Bücher, die ich nicht rezensieren sollte

John Szarkowski, der langjährige Direktor des Department of Photography, der fotografischen Abteilung des MoMA, des New Yorker Museum of Modern Art, war der Auffassung, man solle nur über Fotografien schreiben, die einem gefallen, die man möge. Das Gleiche, denke ich, gilt auch für Bücher: sie sollten mit einer positiven Einstellung angegangen werden. Nur eben: das genügt manchmal nicht.

Als ich mir letzthin Historische Perspektiven auf den Iconic Turn. Die Entwicklung der öffentlichen visuellen Kommunikation (Herbert von Halem Verlag, Köln 2016) vornahm, tat ich dies mit Neugier und Interesse, stellte jedoch bereits nach kurzer Zeit fest, dass mich die in diesem Band versammelten Texte nicht erreichten. Es handelt sich um einen Tagungsband und das meint: Akademiker schreiben für Akademiker. Genauer: Spezialisten schreiben in einer Fachsprache über ein sehr eingegrenztes Thema. Sie pflegen also ihr Gärtchen.

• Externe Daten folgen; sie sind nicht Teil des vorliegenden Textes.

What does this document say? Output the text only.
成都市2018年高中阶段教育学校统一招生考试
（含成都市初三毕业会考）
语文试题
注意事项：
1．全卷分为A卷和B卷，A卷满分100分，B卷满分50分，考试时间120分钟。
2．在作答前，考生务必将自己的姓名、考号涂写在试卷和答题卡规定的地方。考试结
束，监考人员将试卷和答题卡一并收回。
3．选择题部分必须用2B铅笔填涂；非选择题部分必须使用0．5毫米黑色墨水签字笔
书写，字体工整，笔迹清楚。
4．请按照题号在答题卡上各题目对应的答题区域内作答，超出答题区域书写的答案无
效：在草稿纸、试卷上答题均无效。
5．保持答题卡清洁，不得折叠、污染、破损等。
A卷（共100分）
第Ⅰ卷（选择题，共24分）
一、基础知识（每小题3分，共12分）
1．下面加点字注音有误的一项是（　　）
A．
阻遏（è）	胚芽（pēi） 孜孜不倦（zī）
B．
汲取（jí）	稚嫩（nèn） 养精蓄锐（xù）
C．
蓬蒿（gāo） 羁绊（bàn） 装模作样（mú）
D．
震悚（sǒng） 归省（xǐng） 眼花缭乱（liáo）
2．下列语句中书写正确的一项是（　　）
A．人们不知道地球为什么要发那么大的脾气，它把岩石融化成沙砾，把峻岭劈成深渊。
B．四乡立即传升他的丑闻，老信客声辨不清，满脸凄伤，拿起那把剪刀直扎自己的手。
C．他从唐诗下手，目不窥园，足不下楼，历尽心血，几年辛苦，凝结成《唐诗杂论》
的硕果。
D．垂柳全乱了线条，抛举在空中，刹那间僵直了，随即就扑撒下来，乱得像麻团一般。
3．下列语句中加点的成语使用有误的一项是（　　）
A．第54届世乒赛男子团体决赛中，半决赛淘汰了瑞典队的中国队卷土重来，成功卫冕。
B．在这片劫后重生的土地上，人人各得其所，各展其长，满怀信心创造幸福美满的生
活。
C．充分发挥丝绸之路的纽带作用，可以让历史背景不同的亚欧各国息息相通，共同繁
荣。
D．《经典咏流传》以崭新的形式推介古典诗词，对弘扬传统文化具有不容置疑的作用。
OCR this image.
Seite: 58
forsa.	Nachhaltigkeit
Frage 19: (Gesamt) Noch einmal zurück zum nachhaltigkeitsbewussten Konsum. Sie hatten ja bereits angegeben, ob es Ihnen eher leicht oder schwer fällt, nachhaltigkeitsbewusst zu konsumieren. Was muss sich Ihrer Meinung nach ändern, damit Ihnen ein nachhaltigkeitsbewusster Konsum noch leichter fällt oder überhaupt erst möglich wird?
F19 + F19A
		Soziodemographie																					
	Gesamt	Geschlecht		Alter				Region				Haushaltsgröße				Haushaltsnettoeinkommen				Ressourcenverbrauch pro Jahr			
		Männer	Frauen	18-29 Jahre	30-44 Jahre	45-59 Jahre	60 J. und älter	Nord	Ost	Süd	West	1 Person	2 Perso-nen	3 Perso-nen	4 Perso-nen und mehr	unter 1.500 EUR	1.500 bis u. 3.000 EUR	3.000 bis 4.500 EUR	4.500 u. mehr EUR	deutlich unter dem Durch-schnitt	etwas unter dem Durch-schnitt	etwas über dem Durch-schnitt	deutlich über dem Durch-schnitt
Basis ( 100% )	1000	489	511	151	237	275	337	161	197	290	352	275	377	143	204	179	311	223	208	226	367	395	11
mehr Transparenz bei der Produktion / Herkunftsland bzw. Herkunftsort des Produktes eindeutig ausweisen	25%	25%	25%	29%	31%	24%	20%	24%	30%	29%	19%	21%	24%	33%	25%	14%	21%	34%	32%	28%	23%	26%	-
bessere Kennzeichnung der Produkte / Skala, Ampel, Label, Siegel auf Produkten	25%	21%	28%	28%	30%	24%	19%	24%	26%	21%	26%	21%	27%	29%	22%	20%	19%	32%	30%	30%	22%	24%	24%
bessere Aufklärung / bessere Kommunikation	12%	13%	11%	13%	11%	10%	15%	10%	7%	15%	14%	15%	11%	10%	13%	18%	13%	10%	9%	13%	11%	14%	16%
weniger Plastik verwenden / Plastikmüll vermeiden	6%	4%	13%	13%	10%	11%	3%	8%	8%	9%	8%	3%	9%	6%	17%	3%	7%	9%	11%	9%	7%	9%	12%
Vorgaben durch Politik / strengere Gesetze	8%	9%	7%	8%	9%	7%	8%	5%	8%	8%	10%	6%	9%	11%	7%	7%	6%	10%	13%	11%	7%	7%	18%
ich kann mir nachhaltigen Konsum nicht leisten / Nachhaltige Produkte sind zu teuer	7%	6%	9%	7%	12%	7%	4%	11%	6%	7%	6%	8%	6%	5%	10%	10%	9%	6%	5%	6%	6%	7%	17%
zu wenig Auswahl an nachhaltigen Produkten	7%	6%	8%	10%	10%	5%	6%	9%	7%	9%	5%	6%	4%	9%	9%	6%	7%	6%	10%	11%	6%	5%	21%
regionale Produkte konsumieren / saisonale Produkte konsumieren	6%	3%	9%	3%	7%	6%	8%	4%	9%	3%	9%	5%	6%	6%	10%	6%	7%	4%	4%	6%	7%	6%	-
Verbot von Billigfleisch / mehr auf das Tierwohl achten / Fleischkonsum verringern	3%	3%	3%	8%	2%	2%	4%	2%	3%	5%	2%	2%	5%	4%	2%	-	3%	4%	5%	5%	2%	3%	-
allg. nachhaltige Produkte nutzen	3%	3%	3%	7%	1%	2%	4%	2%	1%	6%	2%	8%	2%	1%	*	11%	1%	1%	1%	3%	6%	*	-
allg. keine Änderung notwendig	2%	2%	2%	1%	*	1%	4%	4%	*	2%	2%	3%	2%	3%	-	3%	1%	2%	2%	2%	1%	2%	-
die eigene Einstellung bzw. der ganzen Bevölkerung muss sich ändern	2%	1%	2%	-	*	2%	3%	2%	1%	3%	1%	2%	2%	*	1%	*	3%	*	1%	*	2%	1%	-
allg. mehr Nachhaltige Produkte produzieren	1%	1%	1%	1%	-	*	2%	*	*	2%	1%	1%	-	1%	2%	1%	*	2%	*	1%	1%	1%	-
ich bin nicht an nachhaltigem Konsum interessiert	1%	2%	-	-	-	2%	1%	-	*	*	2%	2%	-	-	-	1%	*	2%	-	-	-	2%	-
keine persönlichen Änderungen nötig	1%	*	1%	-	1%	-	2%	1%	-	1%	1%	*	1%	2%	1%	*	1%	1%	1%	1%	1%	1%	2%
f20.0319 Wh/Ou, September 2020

Ich habe dagegen keine Einwände, denn auch unter akademischen Texten, so meine Erfahrung, gibt es gelegentlich solche, die anregend zu lesen sind. Und selbstverständlich gilt: was den einen packt, mag den anderen kalt lassen.

Bei dem vorliegenden Tagungsband scheiterte meine Neugier jedoch bereits an den meisten Titeln. Hier drei Beispiele: „Der geronnene Augenblick: Iconic Turn und mediale Selbstreferenzialität – Filmstandbilder in der Weimarer Publikumspresse“; „Horror oder Drama? Wahnsinn oder Trauma? Zum Wandel der Lesarten von Roman Polanskis Film Ekel 1965 bis 2013.“; „Bildergeschichten zwischen Anfeindung, Anerkennung und Missachtung. Die Darstellungsform Comics aus Sicht der historischen Kommunikationsforschung“.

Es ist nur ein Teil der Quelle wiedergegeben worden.